Cutting datasets: basics

The DSCutter classes are used for cutting a dataset. GeoGrapher has two general customizable DSCutter classes: geographer.cutters. There are two helper functions that return DSCutter s customized for the following two common use cases:

Cutting every raster to a grid of rasters

To create a new dataset in target_data_dir from a source dataset in source_data_dir by cutting every raster in the dataset to a grid of rasters use the geographer.cutters.get_cutter_every_raster_to_grid() function:

from geographer.cutters import get_cutter_every_raster_to_grid
cutter = get_cutter_every_raster_to_grid(
    new_raster_size=512,
    source_data_dir=<SOURCE_DATA_DIR>,
    target_data_dir=<TARGET_DATA_DIR>,
    name=<OPTIONAL_NAME_FOR_SAVING>)
cutter.cut()

The geographer.cutters.get_cutter_every_raster_to_grid() function returns a geographer.cutters.DSCutterIterOverRasters instance. The cut() method will save the cutter to a JSON file in connector.connector_dir. To update the target dataset after the source dataset has grown, first read the JSON file and then run update():

from geographer.cutters import DSCutterIterOverRasters
dataset_cutter = DSCutterIterOverRasters.from_json_file(<path/to/saved.json>)
dataset_cutter.update()

Warning

The update method assumes that that no vectors or raster rasters that remain in the target dataset have been removed from the source dataset.

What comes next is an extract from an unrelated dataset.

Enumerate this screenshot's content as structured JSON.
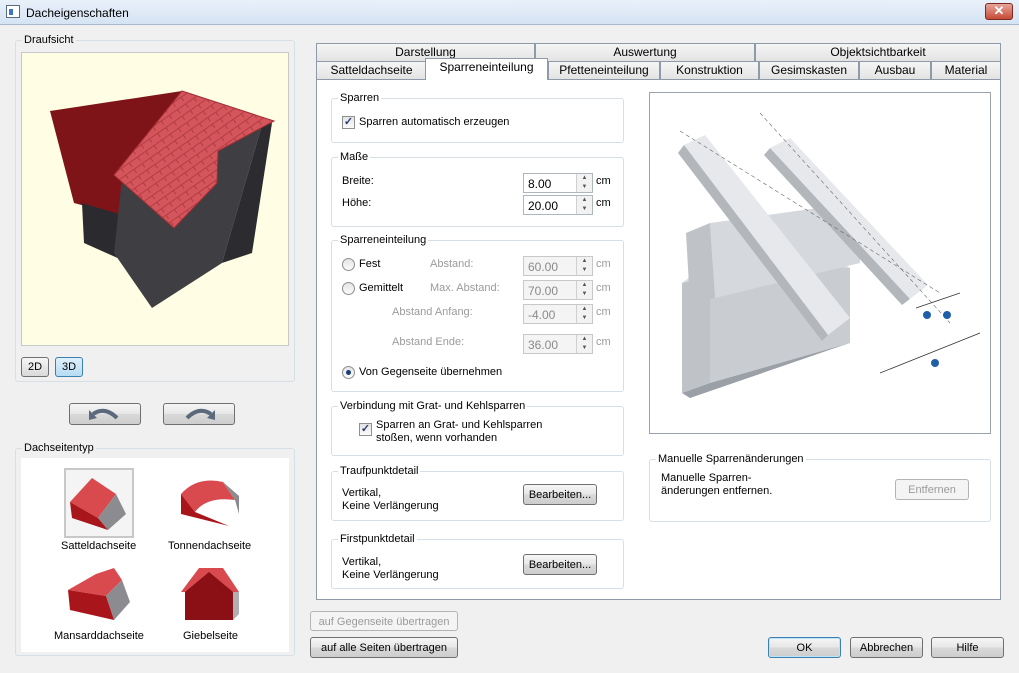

Cutting rasters around vectors

Cutting rasters around vector features (e.g. create 512 × 512 pixel cutouts around vector features from 10980 × 10980 Sentinel-2 tiles):

from geographer.cutters import get_cutter_rasters_around_every_vector
cutter = get_cutter_rasters_around_every_vector(
    source_data_dir=<SOURCE_DATA_DIR>,
    target_data_dir=<TARGET_DATA_DIR>,
    name=<OPTIONAL_NAME_FOR_SAVING>
    new_raster_size: RasterSize | None
    new_raster_size=512,
    target_raster_count=2,
    mode: "random")
cutter.cut()

The geographer.cutters.get_cutter_rasters_around_every_vector() function returns a geographer.cutters.DSCutterIterOverVectors instance. The cut() method will save the cutter to a JSON file in connector.connector_dir. To update the target dataset after the source dataset has grown, first read the JSON file and then run update():

from geographer.cutters import DSCutterIterOverVectors
dataset_cutter = DSCutterIterOverVectors.from_json_file(<path/to/saved.json>)
dataset_cutter.update()

Warning

The update method assumes that that no vectors or rasters that remain in the target dataset have been removed from the source dataset.